The first thing is to query the iSCSI server and find out about what targets are available:
iscsiadm -m discovery -t st -p 192.168.xx.xx
If you will be utilizing CHAP or configuring other options, you go to /etc/iscsi/nodes/<targetname>/<portal>/default and edit as needed. Once everything is working, change the node.startup option from manual to automatic so it's available after reboots.

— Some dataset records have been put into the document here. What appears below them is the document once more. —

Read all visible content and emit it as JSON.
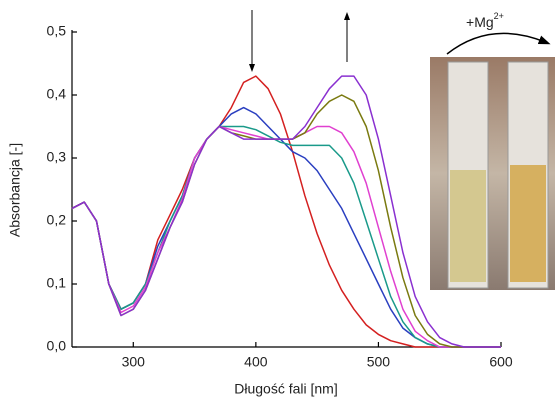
{
  "chart_data": {
    "type": "line",
    "xlabel": "Długość fali [nm]",
    "ylabel": "Absorbancja [-]",
    "annotation": {
      "text": "+Mg",
      "sup": "2+"
    },
    "xlim": [
      250,
      600
    ],
    "xticks": [
      300,
      400,
      500,
      600
    ],
    "ylim": [
      0,
      0.5
    ],
    "yticks": [
      {
        "value": 0,
        "label": "0,0"
      },
      {
        "value": 0.1,
        "label": "0,1"
      },
      {
        "value": 0.2,
        "label": "0,2"
      },
      {
        "value": 0.3,
        "label": "0,3"
      },
      {
        "value": 0.4,
        "label": "0,4"
      },
      {
        "value": 0.5,
        "label": "0,5"
      }
    ],
    "x": [
      250,
      260,
      270,
      280,
      290,
      300,
      310,
      320,
      330,
      340,
      350,
      360,
      370,
      380,
      390,
      400,
      410,
      420,
      430,
      440,
      450,
      460,
      470,
      480,
      490,
      500,
      510,
      520,
      530,
      540,
      550,
      560,
      570,
      580,
      590,
      600
    ],
    "series": [
      {
        "color": "#d42020",
        "values": [
          0.22,
          0.23,
          0.2,
          0.1,
          0.06,
          0.07,
          0.1,
          0.17,
          0.21,
          0.25,
          0.3,
          0.33,
          0.35,
          0.38,
          0.42,
          0.43,
          0.41,
          0.37,
          0.31,
          0.24,
          0.18,
          0.13,
          0.09,
          0.06,
          0.035,
          0.02,
          0.01,
          0.005,
          0,
          0,
          0,
          0,
          0,
          0,
          0,
          0
        ]
      },
      {
        "color": "#2a3fc0",
        "values": [
          0.22,
          0.23,
          0.2,
          0.1,
          0.06,
          0.07,
          0.1,
          0.16,
          0.2,
          0.24,
          0.3,
          0.33,
          0.35,
          0.37,
          0.38,
          0.37,
          0.35,
          0.33,
          0.31,
          0.3,
          0.28,
          0.25,
          0.22,
          0.18,
          0.14,
          0.1,
          0.06,
          0.03,
          0.015,
          0.005,
          0,
          0,
          0,
          0,
          0,
          0
        ]
      },
      {
        "color": "#1a9a8a",
        "values": [
          0.22,
          0.23,
          0.2,
          0.1,
          0.06,
          0.07,
          0.1,
          0.15,
          0.2,
          0.24,
          0.3,
          0.33,
          0.35,
          0.35,
          0.35,
          0.345,
          0.335,
          0.325,
          0.32,
          0.32,
          0.32,
          0.32,
          0.3,
          0.26,
          0.2,
          0.14,
          0.08,
          0.04,
          0.015,
          0.005,
          0,
          0,
          0,
          0,
          0,
          0
        ]
      },
      {
        "color": "#e040d0",
        "values": [
          0.22,
          0.23,
          0.2,
          0.1,
          0.055,
          0.065,
          0.095,
          0.15,
          0.19,
          0.235,
          0.3,
          0.33,
          0.35,
          0.345,
          0.34,
          0.335,
          0.33,
          0.33,
          0.33,
          0.34,
          0.35,
          0.35,
          0.34,
          0.31,
          0.26,
          0.19,
          0.12,
          0.06,
          0.025,
          0.01,
          0,
          0,
          0,
          0,
          0,
          0
        ]
      },
      {
        "color": "#7a7a10",
        "values": [
          0.22,
          0.23,
          0.2,
          0.1,
          0.05,
          0.06,
          0.09,
          0.14,
          0.19,
          0.23,
          0.29,
          0.33,
          0.35,
          0.34,
          0.335,
          0.33,
          0.33,
          0.33,
          0.33,
          0.34,
          0.37,
          0.39,
          0.4,
          0.39,
          0.35,
          0.28,
          0.19,
          0.11,
          0.05,
          0.02,
          0.005,
          0,
          0,
          0,
          0,
          0
        ]
      },
      {
        "color": "#8a30d0",
        "values": [
          0.22,
          0.23,
          0.2,
          0.1,
          0.05,
          0.06,
          0.09,
          0.14,
          0.19,
          0.23,
          0.29,
          0.33,
          0.35,
          0.34,
          0.33,
          0.33,
          0.33,
          0.33,
          0.33,
          0.35,
          0.38,
          0.41,
          0.43,
          0.43,
          0.4,
          0.33,
          0.24,
          0.15,
          0.08,
          0.04,
          0.015,
          0.005,
          0,
          0,
          0,
          0
        ]
      }
    ]
  }
}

Next, I need open a session to the target and portal I want:
If successful, a new block device will show up using the lsblk command. For me, it was /dev/sda and /dev/sdb because the QNAP has two network interfaces with their own IP addresses:
NAME MAJ:MIN RM SIZE RO TYPE MOUNTPOINT
sda 8:0 0 1T 0 disk
sdb 8:16 0 1T 0 disk
Next I need to configure multipath by editing /etc/multipath.conf:
Before we edit multipath.conf, we need the unique id of our target to it so we can block all devices from multipath control except the devices we want:
NAME MAJ:MIN RM SIZE RO TYPE MOUNTPOINT
sda 8:0 0 1T 0 disk
└─iproxmox 253:6 0 1T 0 mpath
sdb 8:16 0 1T 0 disk
└─iproxmox 253:6 0 1T 0 mpath
Now we can treat this device (/dev/mapper/iproxmox) like any other block device. We can partition, create filesystems, and mount them.
However, I created a zfs pool with it:
# zpool create proxmoxqnap iproxmox
ZFS is both a filesystem and a logical volume manager. You can create logical volumes, mount them, even add additional devices to create mirrors and RAID configurations. That's already done (mirrored) by QNAP so I don't need to do anything else but add the pool to Proxmox:
zfspool: qnap-zfs
pool proxmoxqnap
content images,rootdir
mountpoint /proxmoxqnap
I mentioned, though, that I wanted to add the local disk to act as a cache for the QNAP storage. Remember, the zcache and zlog volumes on LVM?
ZFS has two different kinds of cache devices. Writes are cached by allowing them to be written to a ZFS Intent Log (zlog) device. The write will succeed immediately, but will be written to the pool devices later. If the log device fails, the data is lost so the log device could be mirrored if needed. Read caches are handled by a cache device.